He jumps, and Darcy grins.
"Gotcha!"
Having someone chasing you makes running a whole lot easier. For Thor's brother, the guy sure has a hell of a temper on him.
"Would you stay still?" Loki yells as Darcy weaves through terrified crowds of humans and confused groups of aliens. "I intend to kill you either way, it would be much easier for me if you weren't moving!"
"You're just saying that for the crowd, right Loki?" Coulson's voice comes coolly through Darcy's earring phone.
"Mustn't talk now. Running," Loki says. Darcy's going to kill whoever introduced him to sarcasm, even if she has to invent a time machine and go back to murder his grandparents or whatever it is frost giants have. Darcy hopes they come from eggs; a gigantic omelette would be awesome after all this sprinting.
"I still have that gun," Coulson says.
"I would never hurt any citizen of this wonderful planet," Loki says. Darcy's beginning to think her sense of humour needs a makeover. Dry quips are all well and good, but if she sounds at all like Loki when she makes them, she's turning herself into Pollyanna and being thankful for the warning.
"Good. Now shut up and stick to the plan."

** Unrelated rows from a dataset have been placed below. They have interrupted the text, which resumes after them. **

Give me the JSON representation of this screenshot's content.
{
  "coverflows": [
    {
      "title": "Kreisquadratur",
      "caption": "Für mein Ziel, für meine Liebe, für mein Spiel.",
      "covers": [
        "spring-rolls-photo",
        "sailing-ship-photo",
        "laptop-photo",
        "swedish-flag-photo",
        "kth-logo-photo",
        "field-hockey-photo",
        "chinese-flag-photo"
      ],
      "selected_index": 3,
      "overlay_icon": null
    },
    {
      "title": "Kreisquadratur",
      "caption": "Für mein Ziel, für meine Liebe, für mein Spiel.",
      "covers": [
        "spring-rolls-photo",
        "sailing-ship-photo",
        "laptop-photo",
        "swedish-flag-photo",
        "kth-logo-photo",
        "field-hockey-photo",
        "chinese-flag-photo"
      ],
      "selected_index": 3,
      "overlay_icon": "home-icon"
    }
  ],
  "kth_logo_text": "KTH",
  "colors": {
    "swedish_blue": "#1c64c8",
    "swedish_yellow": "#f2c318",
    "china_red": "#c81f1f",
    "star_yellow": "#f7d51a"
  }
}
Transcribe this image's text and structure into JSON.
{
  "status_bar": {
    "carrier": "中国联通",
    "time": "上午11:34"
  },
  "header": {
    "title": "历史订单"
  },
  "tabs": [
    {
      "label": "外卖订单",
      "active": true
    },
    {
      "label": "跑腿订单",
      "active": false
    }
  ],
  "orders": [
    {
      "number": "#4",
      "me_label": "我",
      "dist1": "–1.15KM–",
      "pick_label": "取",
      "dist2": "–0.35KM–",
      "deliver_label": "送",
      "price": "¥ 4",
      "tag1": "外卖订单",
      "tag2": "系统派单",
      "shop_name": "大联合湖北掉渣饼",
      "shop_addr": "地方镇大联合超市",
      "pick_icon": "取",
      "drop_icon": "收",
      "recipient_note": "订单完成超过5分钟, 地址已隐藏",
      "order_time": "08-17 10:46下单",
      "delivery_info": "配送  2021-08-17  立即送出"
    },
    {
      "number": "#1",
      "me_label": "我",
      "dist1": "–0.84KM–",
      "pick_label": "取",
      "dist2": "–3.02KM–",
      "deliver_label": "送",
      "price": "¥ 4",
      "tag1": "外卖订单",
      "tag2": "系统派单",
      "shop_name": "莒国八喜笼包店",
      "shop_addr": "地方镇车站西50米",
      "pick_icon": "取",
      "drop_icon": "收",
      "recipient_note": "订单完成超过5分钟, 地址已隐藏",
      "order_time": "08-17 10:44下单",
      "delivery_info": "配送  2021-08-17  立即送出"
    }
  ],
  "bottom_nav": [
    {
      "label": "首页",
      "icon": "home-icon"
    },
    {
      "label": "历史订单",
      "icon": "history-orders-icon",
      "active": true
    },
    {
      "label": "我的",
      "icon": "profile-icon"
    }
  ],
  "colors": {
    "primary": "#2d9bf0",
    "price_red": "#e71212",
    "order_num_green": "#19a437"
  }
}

Darcy's not sure what the plan is, exactly. She was briefed on it this time, the first mission since the rebellion started that she'd been trusted with the details of. It was also far too much like her freshman history lectures, and Fury had been halfway through explaining before Darcy realised she'd spent the whole time doodling pictures of the Avengers in little space suits and had no idea what had been said.
"Almost there, Darcy," Pepper says. To Darcy's immense relief she sees she's right. She reaches the lobby of Stark Industries in record time.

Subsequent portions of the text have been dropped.